What is Cas9 protein that often features in news? The CRISPR-Cas9 gene editing technology generated by Zhang and colleagues has drawn a lot of attentions all over the world. The technique is based on a system that bacteria use to defend against viruses. It will allow researchers to make precise changes in DNA, and it is much easier than previous approaches.
What Is Cas9 Protein That Is Often Mentioned in News?
Cas9 protein is a material that naturally exists inside bacterial cells, which are often called bacteria. Bacteria, like human beings, are living things. Cas9 protein is the main material of the gene editing mechanism that bacteria use to protect themselves from viruses and other external harmful materials.
Gene editing is a method of correcting and modifying the genes of an organism. In other words, “gene editing” is the process of reading and fixing errors in DNA. The technique used to edit genes is called CRISPR-Cas9. It was developed from a unique immune system found in certain strains of bacteria.
When a virus infects a bacterium, it inserts its genetic material into the bacterial genome. This genetic material forms part of what’s known as the CRISPR region (clustered regularly interspaced short palindromic repeats). The next time that virus attacks, the bacterium uses this stored genetic information to identify and destroy it.
Cas9 is an enzyme that cuts DNA at specific locations, making it possible to easily edit genomes by removing, adding or altering sections of the DNA sequence. As a result, scientists have discovered how to use this mechanism for gene editing in human cells in recent years.
How Does It Work?
When Cas9 protein is combined with a single guide RNA (sgRNA), a complex is formed that can locate specific DNA sequences. This complex consists of the Cas9 protein and two RNAs: the tracrRNA and the crRNA. The sgRNA combines these two RNAs, which are usually transcribed separately. The sgRNA acts like a GPS system, guiding Cas9 to the target DNA sequence.
The sgRNA has two parts:
1) A 20 nucleotide “seed” sequence that is complementary to the target DNA sequence
2) A scaffold sequence that interacts with the Cas9 proteinThe function of the tracrRNA is to form an interaction with the crRNA and to interact with Cas9. The tracrRNA is necessary for this interaction because it carries out base pairing between the crRNA and itself, which creates a long double-stranded RNA (dsRNA). This dsRNA complex then recruits and activates Cas9.
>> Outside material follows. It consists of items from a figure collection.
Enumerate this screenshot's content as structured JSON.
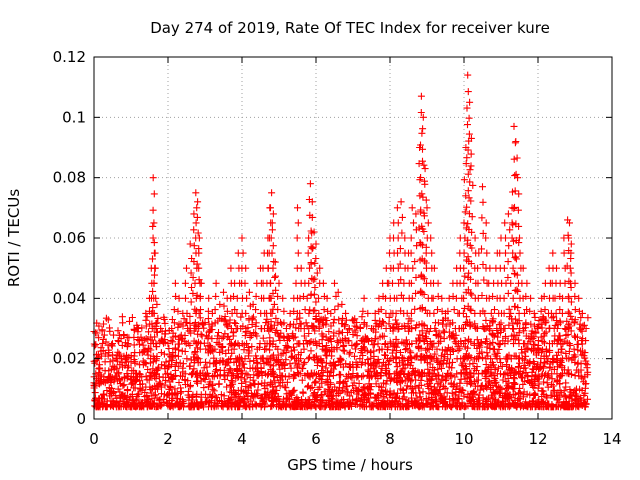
{
  "chart_data": {
    "type": "scatter",
    "title": "Day 274 of 2019, Rate Of TEC Index for receiver kure",
    "xlabel": "GPS time / hours",
    "ylabel": "ROTI / TECUs",
    "xlim": [
      0,
      14
    ],
    "ylim": [
      0,
      0.12
    ],
    "x_ticks": [
      0,
      2,
      4,
      6,
      8,
      10,
      12,
      14
    ],
    "x_tick_labels": [
      "0",
      "2",
      "4",
      "6",
      "8",
      "10",
      "12",
      "14"
    ],
    "y_ticks": [
      0,
      0.02,
      0.04,
      0.06,
      0.08,
      0.1,
      0.12
    ],
    "y_tick_labels": [
      "0",
      "0.02",
      "0.04",
      "0.06",
      "0.08",
      "0.1",
      "0.12"
    ],
    "grid": true,
    "marker": "+",
    "series": [
      {
        "name": "ROTI",
        "color": "#ff0000",
        "x": [
          0.0,
          0.05,
          0.1,
          0.15,
          0.2,
          0.3,
          0.4,
          0.5,
          0.6,
          0.7,
          0.8,
          0.9,
          1.0,
          1.1,
          1.2,
          1.3,
          1.4,
          1.5,
          1.55,
          1.6,
          1.62,
          1.65,
          1.7,
          1.8,
          1.9,
          2.0,
          2.1,
          2.2,
          2.3,
          2.4,
          2.5,
          2.6,
          2.7,
          2.75,
          2.8,
          2.85,
          2.9,
          3.0,
          3.1,
          3.2,
          3.3,
          3.4,
          3.5,
          3.6,
          3.7,
          3.8,
          3.9,
          4.0,
          4.1,
          4.2,
          4.3,
          4.4,
          4.5,
          4.6,
          4.7,
          4.75,
          4.8,
          4.85,
          4.9,
          5.0,
          5.1,
          5.2,
          5.3,
          5.4,
          5.5,
          5.6,
          5.7,
          5.8,
          5.85,
          5.9,
          5.95,
          6.0,
          6.1,
          6.2,
          6.3,
          6.4,
          6.5,
          6.6,
          6.7,
          6.8,
          6.9,
          7.0,
          7.1,
          7.2,
          7.3,
          7.4,
          7.5,
          7.6,
          7.7,
          7.8,
          7.9,
          8.0,
          8.1,
          8.2,
          8.3,
          8.4,
          8.5,
          8.6,
          8.7,
          8.8,
          8.85,
          8.9,
          8.95,
          9.0,
          9.1,
          9.2,
          9.3,
          9.4,
          9.5,
          9.6,
          9.7,
          9.8,
          9.9,
          10.0,
          10.05,
          10.1,
          10.15,
          10.2,
          10.3,
          10.4,
          10.5,
          10.6,
          10.7,
          10.8,
          10.9,
          11.0,
          11.1,
          11.2,
          11.3,
          11.35,
          11.4,
          11.45,
          11.5,
          11.6,
          11.7,
          11.8,
          11.9,
          12.0,
          12.1,
          12.2,
          12.3,
          12.4,
          12.5,
          12.6,
          12.7,
          12.8,
          12.85,
          12.9,
          13.0,
          13.1,
          13.2,
          13.3
        ],
        "y": [
          0.012,
          0.015,
          0.02,
          0.018,
          0.014,
          0.016,
          0.022,
          0.025,
          0.02,
          0.018,
          0.028,
          0.024,
          0.019,
          0.022,
          0.03,
          0.026,
          0.035,
          0.04,
          0.05,
          0.08,
          0.065,
          0.055,
          0.038,
          0.03,
          0.033,
          0.025,
          0.03,
          0.045,
          0.04,
          0.035,
          0.05,
          0.058,
          0.068,
          0.075,
          0.072,
          0.06,
          0.045,
          0.032,
          0.04,
          0.035,
          0.045,
          0.038,
          0.042,
          0.04,
          0.05,
          0.045,
          0.055,
          0.06,
          0.05,
          0.042,
          0.038,
          0.045,
          0.05,
          0.055,
          0.06,
          0.07,
          0.075,
          0.068,
          0.052,
          0.045,
          0.04,
          0.03,
          0.035,
          0.04,
          0.07,
          0.05,
          0.045,
          0.06,
          0.078,
          0.072,
          0.062,
          0.058,
          0.05,
          0.045,
          0.04,
          0.035,
          0.045,
          0.042,
          0.038,
          0.035,
          0.03,
          0.028,
          0.032,
          0.03,
          0.04,
          0.035,
          0.03,
          0.035,
          0.04,
          0.045,
          0.05,
          0.06,
          0.065,
          0.07,
          0.072,
          0.06,
          0.055,
          0.07,
          0.068,
          0.09,
          0.107,
          0.1,
          0.083,
          0.07,
          0.06,
          0.05,
          0.045,
          0.04,
          0.035,
          0.04,
          0.045,
          0.05,
          0.06,
          0.065,
          0.09,
          0.114,
          0.105,
          0.093,
          0.06,
          0.055,
          0.077,
          0.065,
          0.05,
          0.045,
          0.055,
          0.06,
          0.065,
          0.068,
          0.07,
          0.097,
          0.092,
          0.08,
          0.06,
          0.05,
          0.045,
          0.04,
          0.035,
          0.03,
          0.04,
          0.045,
          0.05,
          0.055,
          0.05,
          0.045,
          0.06,
          0.066,
          0.065,
          0.058,
          0.045,
          0.04,
          0.035,
          0.03
        ]
      }
    ]
  }
}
What Is CRISPR-Cas9 and Where Did It Come from?
CRISPR is short for Clustered Regularly Interspaced Short Palindromic Repeats. They are segments of DNA found in the genomes of bacteria and archaea, which are two types of microorganisms.
CRISPRs is a genetic defense system that bacteria use to protect against viruses by destroying their DNA or RNA. Since viruses can’t replicate without taking over the cellular machinery of a host cells, CRISPR-Cas9 system functions as an immune system in bacteria that allows them to “remember” viruses for the future.
CRISPRs have been adapted from its natural form and used as a genome editing tool. Genome editing tools based on CRISPR-Cas9 technology have been developed to target specific stretches of genetic code and replace them with new stretches of genetic code that could alter what a gene does, essentially correcting certain genetic defects.
The Cas9 enzyme is often mentioned in news articles about this technology because it’s responsible for cutting the DNA at a precise location. Scientists can then introduce new pieces of DNA that can repair defective genes or disable genes associated with diseases like cystic fibrosis, Huntington’s disease, muscular dystrophy.
The Growing Use of CRISPR in The Medical Field
In a professional tone: CRISPR is a gene-editing tool that has the power to alter DNA and potentially cure genetic diseases. It has taken the medical world by storm, and there’s no doubt that it will play a key role in the future of medicine. But what exactly is it? Here are some basic things you need to know about CRISPR.
CRISPR stands for Clustered Regularly Interspaced Short Palindromic Repeats, and it is a method of editing genomes. The Cas9 protein (also called “CRISPR-associated”) is an enzyme that acts like molecular scissors and can cut strands of DNA. The guide RNA (gRNA) tells Cas9 where to cut the DNA in order to edit it.
The gRNA contains two parts: the crRNA (CRISPR RNA), which recognizes specific sequences of DNA, and the tracrRNA, which helps guide the crRNA to the DNA target. Together, the Cas9 protein and the gRNA are known as “the complex.”
As for how it works: The gRNA recognizes specific sequences of DNA and directs Cas9 to those sequences. When Cas9 recognizes its sequence, it makes a cut in both strands of the DNA double.
Last Words
The Cas9 protein is the protein that has first been successfully used in 2013 in order to reduce the mutated cells. It is actually employed in several experiments conducted around the world. Such experiments are quite considered as extremely significant because they play a role in identifying the exact mechanism of human diseases. The Cas9 is often used to find out and also alter various genetic codes of various organisms including humans.